En las afueras de la capital del Reino Brun, un campo de batalla se extendía.
Un sinnúmero de bolas de fuego rojo brillante, guiadas por una lanza de fogonazo, cruzaron campos llenos de cadáveres y armamento, cayendo sobre zonas fortificadas y causando explosiones que ensamblaban en un sonido colectivo.
Anderson observaba cómo la nube de humo se elevaba, el cielo se llenaba de llamas, y exclamó con una sonrisa:
—No lo sé… ¿Qué quieren decirme? Si me necesitan escribir alguna carta, estoy listo para ayudarles.
Vio los ojos encolerizados de sus subordinados. Su pensamiento era unánime: querían dejar un mensaje antes de morir.
Sin embargo, no se lanzaron a la acción. Sus miradas se perdieron en otros lugares.
—¡No me responden! —exclamó Anderson con una ceja levantada—. Eso solo significa que tienen algo tramado.
Antes de que sus ayudantes pudieran responder, él sonrió y prosiguió:
—¿Van a rendirse? ¿Para proteger a su familia y amigos?
Cuando todos los ojos se posaron en él, Anderson bufó con un movimiento negativo de cabeza:
—Vosotros no habéis estado aquí mucho tiempo. Hasta que la guerra hizo que pudieseis robar ingredientes mágicos de vuestros enemigos para convertiros en cazadores y provocadores, pero esto… esto es demasiado infantil.
Anderson miró pensativamente a su ayudante:
—¿Ese alto nivel ha sido tan molesto que os prohibieron rendirte?
El ayudante permaneció en silencio durante unos segundos.
—Ya lo sabes. ¿Por qué preguntas?
Los soldados alrededor de ellos levantaron sus manos derechas, con las palmas apuntando a Anderson, mostrando un perfecto acuerdo.
—Si no pregunta, cómo podría saber que todos piensan lo mismo? —sonrió sin perder la compostura Anderson.
Miró su estómago con la mano izquierda y metió la otra en el bolsillo de su ropa, buscando algo.
De repente, el sol alto en el cielo comenzó a expandirse hasta convertirse en una figura gigante, cegando a Anderson con su intensa luz dorada.

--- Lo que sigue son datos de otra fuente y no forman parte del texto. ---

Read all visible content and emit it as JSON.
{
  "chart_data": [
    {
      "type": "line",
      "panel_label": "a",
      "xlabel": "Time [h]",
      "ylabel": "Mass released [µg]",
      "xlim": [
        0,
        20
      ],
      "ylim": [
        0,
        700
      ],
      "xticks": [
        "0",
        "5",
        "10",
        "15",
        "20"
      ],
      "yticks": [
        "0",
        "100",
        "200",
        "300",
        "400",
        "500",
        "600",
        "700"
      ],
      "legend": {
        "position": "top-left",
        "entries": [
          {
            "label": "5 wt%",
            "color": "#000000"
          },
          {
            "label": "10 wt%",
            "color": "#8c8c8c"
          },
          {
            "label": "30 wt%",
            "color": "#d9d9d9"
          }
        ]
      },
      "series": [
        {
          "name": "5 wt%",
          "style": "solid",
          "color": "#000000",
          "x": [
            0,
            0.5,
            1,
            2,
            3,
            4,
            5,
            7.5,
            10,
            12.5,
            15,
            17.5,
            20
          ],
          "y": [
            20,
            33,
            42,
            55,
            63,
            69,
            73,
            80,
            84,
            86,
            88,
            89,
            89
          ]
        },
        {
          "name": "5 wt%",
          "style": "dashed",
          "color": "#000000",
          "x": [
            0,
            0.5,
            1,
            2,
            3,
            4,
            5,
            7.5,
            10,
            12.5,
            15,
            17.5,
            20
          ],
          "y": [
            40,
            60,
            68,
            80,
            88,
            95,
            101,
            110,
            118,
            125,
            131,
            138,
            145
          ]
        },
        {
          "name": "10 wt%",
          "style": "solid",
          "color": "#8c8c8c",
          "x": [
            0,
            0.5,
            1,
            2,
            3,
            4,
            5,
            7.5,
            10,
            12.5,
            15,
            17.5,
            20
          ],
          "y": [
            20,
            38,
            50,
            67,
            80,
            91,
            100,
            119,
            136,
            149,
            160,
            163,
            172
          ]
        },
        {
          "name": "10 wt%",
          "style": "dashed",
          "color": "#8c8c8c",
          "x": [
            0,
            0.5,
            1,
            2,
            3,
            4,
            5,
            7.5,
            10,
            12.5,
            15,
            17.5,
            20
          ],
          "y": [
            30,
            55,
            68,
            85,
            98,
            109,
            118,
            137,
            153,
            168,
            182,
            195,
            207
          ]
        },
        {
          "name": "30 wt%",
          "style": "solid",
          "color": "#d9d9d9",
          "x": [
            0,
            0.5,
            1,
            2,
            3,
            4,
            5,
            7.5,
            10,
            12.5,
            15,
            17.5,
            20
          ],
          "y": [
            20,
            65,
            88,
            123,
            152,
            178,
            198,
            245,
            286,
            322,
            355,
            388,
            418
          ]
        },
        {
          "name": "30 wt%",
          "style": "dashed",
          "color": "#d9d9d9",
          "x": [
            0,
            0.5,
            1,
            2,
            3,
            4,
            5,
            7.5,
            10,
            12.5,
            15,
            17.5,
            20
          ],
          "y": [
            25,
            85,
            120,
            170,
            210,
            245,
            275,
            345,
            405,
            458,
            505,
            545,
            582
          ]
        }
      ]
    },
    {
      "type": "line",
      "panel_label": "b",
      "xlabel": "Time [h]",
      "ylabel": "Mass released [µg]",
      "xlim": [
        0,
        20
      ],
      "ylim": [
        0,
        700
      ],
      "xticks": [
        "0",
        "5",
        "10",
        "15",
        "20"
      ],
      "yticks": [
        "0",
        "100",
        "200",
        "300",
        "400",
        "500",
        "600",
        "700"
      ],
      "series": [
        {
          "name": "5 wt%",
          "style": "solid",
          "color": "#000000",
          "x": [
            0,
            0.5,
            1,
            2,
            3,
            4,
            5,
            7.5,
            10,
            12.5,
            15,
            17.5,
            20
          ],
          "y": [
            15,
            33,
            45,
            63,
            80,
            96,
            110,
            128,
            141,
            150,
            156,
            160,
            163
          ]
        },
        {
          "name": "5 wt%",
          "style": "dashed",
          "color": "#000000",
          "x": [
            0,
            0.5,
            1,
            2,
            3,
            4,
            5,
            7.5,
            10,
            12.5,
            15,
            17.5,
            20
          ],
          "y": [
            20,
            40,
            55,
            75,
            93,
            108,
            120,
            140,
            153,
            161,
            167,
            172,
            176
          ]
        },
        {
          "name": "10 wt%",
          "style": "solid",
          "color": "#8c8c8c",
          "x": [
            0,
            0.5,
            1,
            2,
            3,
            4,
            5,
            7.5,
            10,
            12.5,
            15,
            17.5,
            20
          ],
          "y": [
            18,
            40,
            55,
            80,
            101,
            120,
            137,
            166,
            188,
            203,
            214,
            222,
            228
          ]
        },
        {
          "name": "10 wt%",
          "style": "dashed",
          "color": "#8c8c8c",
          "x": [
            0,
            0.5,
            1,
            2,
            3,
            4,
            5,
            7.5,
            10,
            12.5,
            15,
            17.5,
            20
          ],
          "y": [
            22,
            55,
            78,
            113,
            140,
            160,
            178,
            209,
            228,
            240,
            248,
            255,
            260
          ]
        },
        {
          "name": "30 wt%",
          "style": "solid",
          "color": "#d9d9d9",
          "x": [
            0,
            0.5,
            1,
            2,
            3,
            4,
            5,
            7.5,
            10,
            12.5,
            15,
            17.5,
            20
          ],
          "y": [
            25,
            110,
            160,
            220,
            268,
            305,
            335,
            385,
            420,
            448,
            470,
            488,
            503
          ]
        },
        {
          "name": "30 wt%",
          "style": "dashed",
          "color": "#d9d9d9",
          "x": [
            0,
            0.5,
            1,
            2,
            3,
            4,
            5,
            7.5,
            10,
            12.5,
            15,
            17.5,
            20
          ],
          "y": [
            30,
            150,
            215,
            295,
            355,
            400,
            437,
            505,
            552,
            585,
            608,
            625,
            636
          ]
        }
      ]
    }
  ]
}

Luego apareció una torre ilusoria, compuesta por capas de gruesos libros y ojos color bronce que se oscurecían a medida que subías, llenándose de locura, destrucción, infortunio y desastres.
La torre extendía sus alturas al cielo, como si encerrase el mundo entero, incluyendo al sol gigante.
...
En la mansión de los Odla en Berlind, todos los vampiros del gran metrópolis se habían reunido para prepararse para lo que vendría.
Emlyn White, ahora Conde, con las manos en los bolsillos, permanecía junto a una ventana, bajo un cielo que mezclaba luz y oscuridad. Observaba a sus parientes discutir sobre la situación de manera inquieta.
De repente, sintió un impulso y fijó su atención hacia el exterior.
En el jardín, hierbajos amarillentos se volvían verdes rápidamente, creciendo hasta alcanzar una altura similar a la de un hombre.
En la ciudad, los árboles que no habían sido dañados por las bombas antes, ahora crecían rápidamente, alcanzando alturas de varias docenas de metros. Sus ramas y hojas se volvieron robustas.
Estos árboles enormes conectaban entre sí, cubriendo gran parte del cielo de Berlind.
Muchos edificios fueron aplastados o rodeados por las ramas y enredaderas que crecían, como si hubieran sido abandonados durante siglos.
En unos pocos segundos, gran parte de Berlind se convirtió en una selva primitiva.
...
Al entrar a la oscuridad tras el umbral del Palacio Real, Klein inmediatamente notó las "Caballeros de Plata" figuras, su varita estrella en la mano derecha y la figura "Hambre que se mueve", en la mano izquierda.
Ninguna de ellas había mostrado signos de mutación, y sus hilo espíritu tampoco parecía estar deteriorándose.
Solo cuando Klein confirmó esto, volvió a fijar su atención alrededor, examinando el entorno.
El lugar estaba cubierto por una oscuridad densa como algo tangible. Más de cinco metros se convertían en un muro intransitable, mientras que los peldaños del suelo eran de piedra grises con un tono anaranjado de atardecer, sin mostrar signos de excepcionalidad.